Le choc sur le pouvoir d’achat est violent mais il est concentré sur une partie seulement de la population. Une part importante des ménages échappe en effet aux ajustements sur leurs revenus.

Mais il ne faut pas croire que cela reste circonscrit aux seuls concernés. Le climat anxiogène pétrifie toute la population, et même celle qui est à l’abri anticipe des jours difficiles. Finalement, c’est quasiment tous les ménages qui se mettent en mode défensif.

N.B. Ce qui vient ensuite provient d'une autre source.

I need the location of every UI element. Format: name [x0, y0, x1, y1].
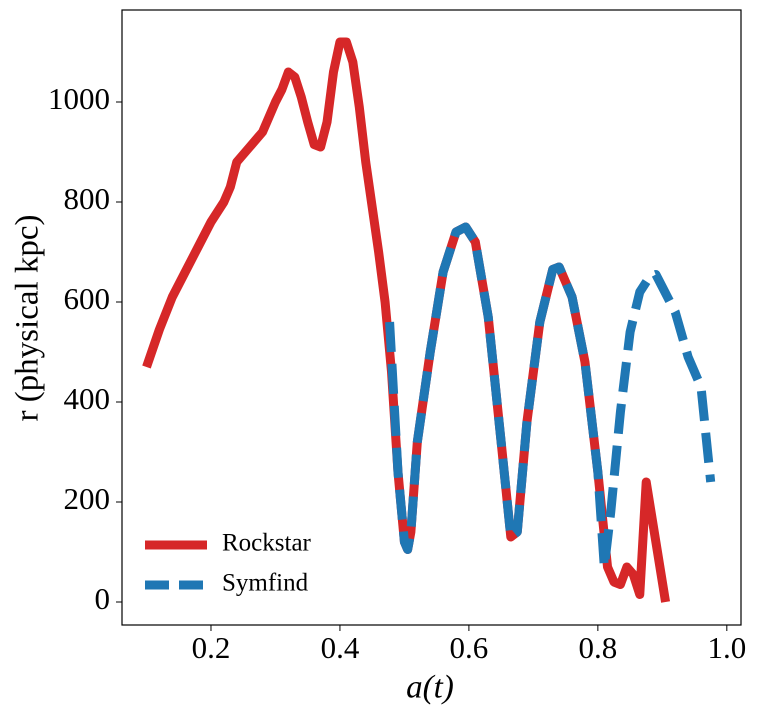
x-tick-label: 0.6: [450, 630, 489, 665]
x-tick-label: 0.2: [192, 630, 231, 665]
y-tick-label: 400: [64, 381, 111, 416]
y-tick-label: 800: [64, 181, 111, 216]
legend-label: Symfind: [222, 570, 309, 597]
y-tick-label: 1000: [48, 81, 110, 116]
x-tick-label: 0.8: [578, 630, 617, 665]
x-axis-label: a(t): [406, 670, 454, 706]
y-tick-label: 200: [64, 481, 111, 516]
legend-label: Rockstar: [222, 530, 312, 557]
x-tick-label: 1.0: [707, 630, 746, 665]
y-tick-label: 600: [64, 281, 111, 316]
x-tick-label: 0.4: [321, 630, 360, 665]
line-series: [385, 222, 716, 572]
y-axis-label: r (physical kpc): [10, 214, 46, 421]
plot-frame: [121, 9, 742, 626]
y-tick-label: 0: [95, 581, 111, 616]
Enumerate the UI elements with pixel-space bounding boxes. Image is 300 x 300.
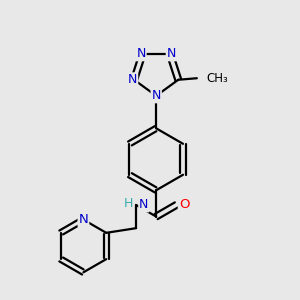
Text: N: N [128, 73, 137, 86]
Text: H: H [124, 197, 133, 210]
Text: O: O [179, 199, 189, 212]
Text: CH₃: CH₃ [207, 72, 229, 85]
Text: N: N [152, 89, 161, 102]
Text: N: N [139, 199, 148, 212]
Text: N: N [167, 47, 176, 60]
Text: N: N [79, 213, 88, 226]
Text: N: N [136, 47, 146, 60]
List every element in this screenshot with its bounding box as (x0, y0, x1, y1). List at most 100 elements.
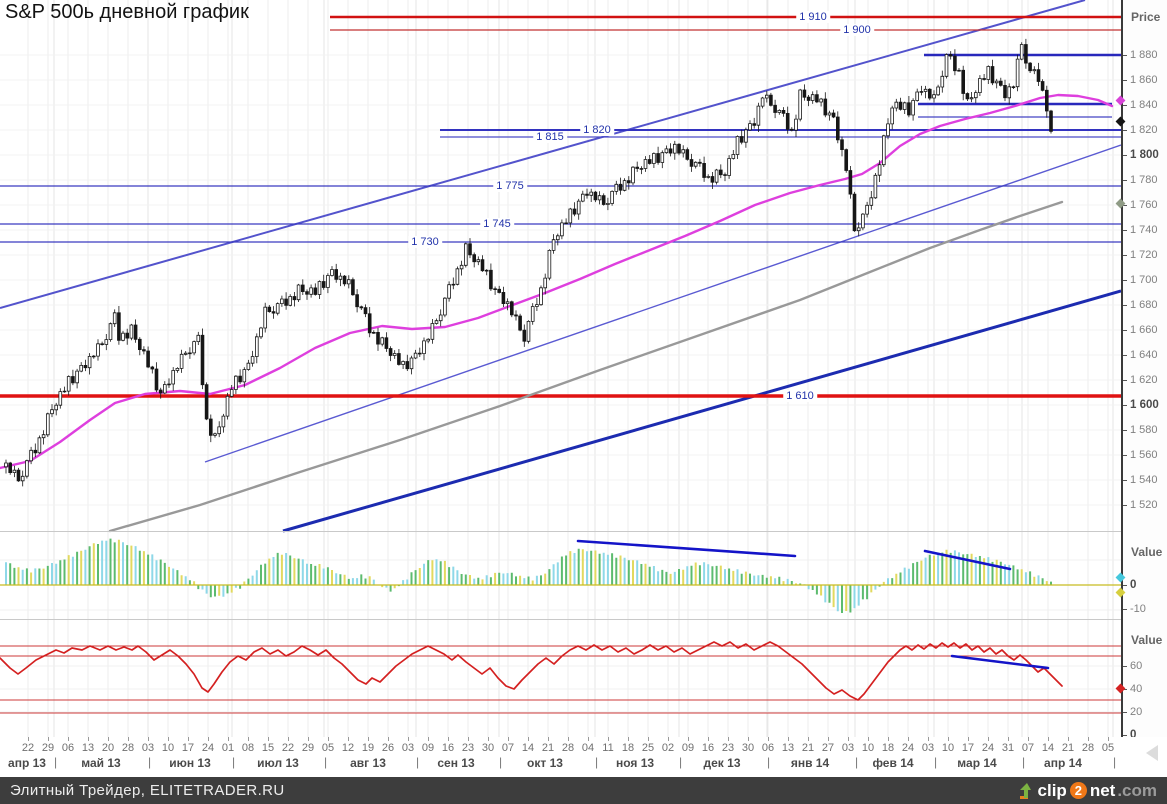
axis-tick-mark (1123, 155, 1127, 156)
time-tick-mark (928, 737, 929, 741)
price-axis-header: Price (1131, 10, 1161, 24)
time-tick-mark (1048, 737, 1049, 741)
axis-tick-label: 1 800 (1130, 149, 1159, 161)
time-tick-mark (488, 737, 489, 741)
week-label: 14 (521, 742, 535, 754)
axis-tick-mark (1123, 735, 1127, 736)
week-label: 03 (401, 742, 415, 754)
month-label: сен 13 (437, 756, 475, 770)
panel-separator (0, 531, 1167, 532)
week-label: 16 (701, 742, 715, 754)
time-tick-mark (528, 737, 529, 741)
axis-tick-mark (1123, 505, 1127, 506)
time-tick-mark (508, 737, 509, 741)
time-tick-mark (748, 737, 749, 741)
chart-canvas[interactable] (0, 0, 1121, 737)
week-label: 12 (341, 742, 355, 754)
week-label: 21 (541, 742, 555, 754)
month-separator: | (595, 755, 599, 769)
week-label: 05 (1101, 742, 1115, 754)
clip2net-arrow-icon (1019, 782, 1031, 799)
logo-net: net (1089, 780, 1116, 800)
axis-tick-mark (1123, 455, 1127, 456)
week-label: 08 (241, 742, 255, 754)
time-tick-mark (848, 737, 849, 741)
axis-tick-mark (1123, 180, 1127, 181)
week-label: 03 (921, 742, 935, 754)
week-label: 16 (441, 742, 455, 754)
time-tick-mark (968, 737, 969, 741)
time-tick-mark (108, 737, 109, 741)
time-tick-mark (988, 737, 989, 741)
week-label: 30 (481, 742, 495, 754)
axis-tick-label: 1 660 (1130, 324, 1158, 336)
time-tick-mark (808, 737, 809, 741)
ma-fast-line (0, 93, 1114, 470)
week-label: 06 (61, 742, 75, 754)
week-label: 17 (181, 742, 195, 754)
axis-tick-label: 40 (1130, 683, 1143, 695)
axis-tick-mark (1123, 280, 1127, 281)
week-label: 14 (1041, 742, 1055, 754)
axis-tick-label: 1 520 (1130, 499, 1158, 511)
time-tick-mark (368, 737, 369, 741)
time-tick-mark (728, 737, 729, 741)
month-label: июл 13 (257, 756, 299, 770)
time-tick-mark (348, 737, 349, 741)
week-label: 28 (561, 742, 575, 754)
macd-bars (17, 539, 1048, 611)
time-tick-mark (308, 737, 309, 741)
week-label: 29 (301, 742, 315, 754)
macd-trendline (923, 549, 1012, 571)
time-tick-mark (468, 737, 469, 741)
axis-tick-mark (1123, 480, 1127, 481)
axis-tick-label: 1 620 (1130, 374, 1158, 386)
time-axis: 22 29 06 13 20 28 03 10 17 24 01 08 15 22 29 05 12 19 26 03… (0, 737, 1167, 777)
axis-tick-mark (1123, 55, 1127, 56)
time-tick-mark (708, 737, 709, 741)
week-label: 17 (961, 742, 975, 754)
time-tick-mark (28, 737, 29, 741)
axis-tick-label: 1 600 (1130, 399, 1159, 411)
month-label: май 13 (81, 756, 121, 770)
month-label: янв 14 (790, 756, 830, 770)
axis-tick-mark (1123, 255, 1127, 256)
time-tick-mark (408, 737, 409, 741)
watermark-arrow-icon (1146, 745, 1158, 761)
time-tick-mark (868, 737, 869, 741)
axis-tick-label: 1 640 (1130, 349, 1158, 361)
time-tick-mark (148, 737, 149, 741)
month-separator: | (324, 755, 328, 769)
plot-area[interactable]: 1 910 1 900 1 820 1 815 1 775 1 745 1 730 1 610 (0, 0, 1121, 737)
week-label: 23 (461, 742, 475, 754)
time-tick-mark (168, 737, 169, 741)
week-label: 06 (761, 742, 775, 754)
month-separator: | (148, 755, 152, 769)
month-separator: | (416, 755, 420, 769)
time-tick-mark (688, 737, 689, 741)
time-tick-mark (608, 737, 609, 741)
week-label: 10 (161, 742, 175, 754)
week-label: 13 (81, 742, 95, 754)
time-tick-mark (548, 737, 549, 741)
price-trendline (282, 289, 1121, 533)
week-label: 18 (881, 742, 895, 754)
axis-tick-mark (1123, 330, 1127, 331)
time-tick-mark (68, 737, 69, 741)
time-tick-mark (188, 737, 189, 741)
axis-tick-mark (1123, 380, 1127, 381)
axis-tick-mark (1123, 585, 1127, 586)
month-label: ноя 13 (615, 756, 655, 770)
axis-tick-mark (1123, 355, 1127, 356)
month-label: окт 13 (527, 756, 563, 770)
time-tick-mark (588, 737, 589, 741)
week-label: 29 (41, 742, 55, 754)
clip2net-logo[interactable]: clip 2 net .com (1016, 781, 1157, 801)
axis-tick-label: 1 720 (1130, 249, 1158, 261)
month-separator: | (54, 755, 58, 769)
month-label: фев 14 (872, 756, 914, 770)
week-label: 21 (1061, 742, 1075, 754)
week-label: 07 (1021, 742, 1035, 754)
axis-tick-label: 1 680 (1130, 299, 1158, 311)
value-axis: Price Value Value 1 880 1 860 1 840 1 820 1 … (1121, 0, 1167, 741)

9. La désynchronisation des économies du globe

Le coup d’arrêt des échanges internationaux constitue un facteur persistant de freinage de l’activité. Nous estimons que le retrait des marchés à l’exportation français atteindra 10,5 % au second semestre, après un effondrement de 23 % au premier, par rapport au même semestre de l’an dernier.

10. Une longue récession

Le rebond mécanique de l’après-confinement va prendre du temps. Le profil observé jusqu’en octobre a bien validé l’idée selon laquelle les 4 à 5 points qui séparent le PIB de son niveau d’avant crise seraient les plus difficiles à regagner.

Le nouvel épisode de confinement aggrave et décale, mais ne modifie pas sur le fond ce diagnostic.

Notre scénario central se dégrade par rapport aux projections de l’été. Il s’établit à -9,9 % en 2020 et +7,0 % en 2021.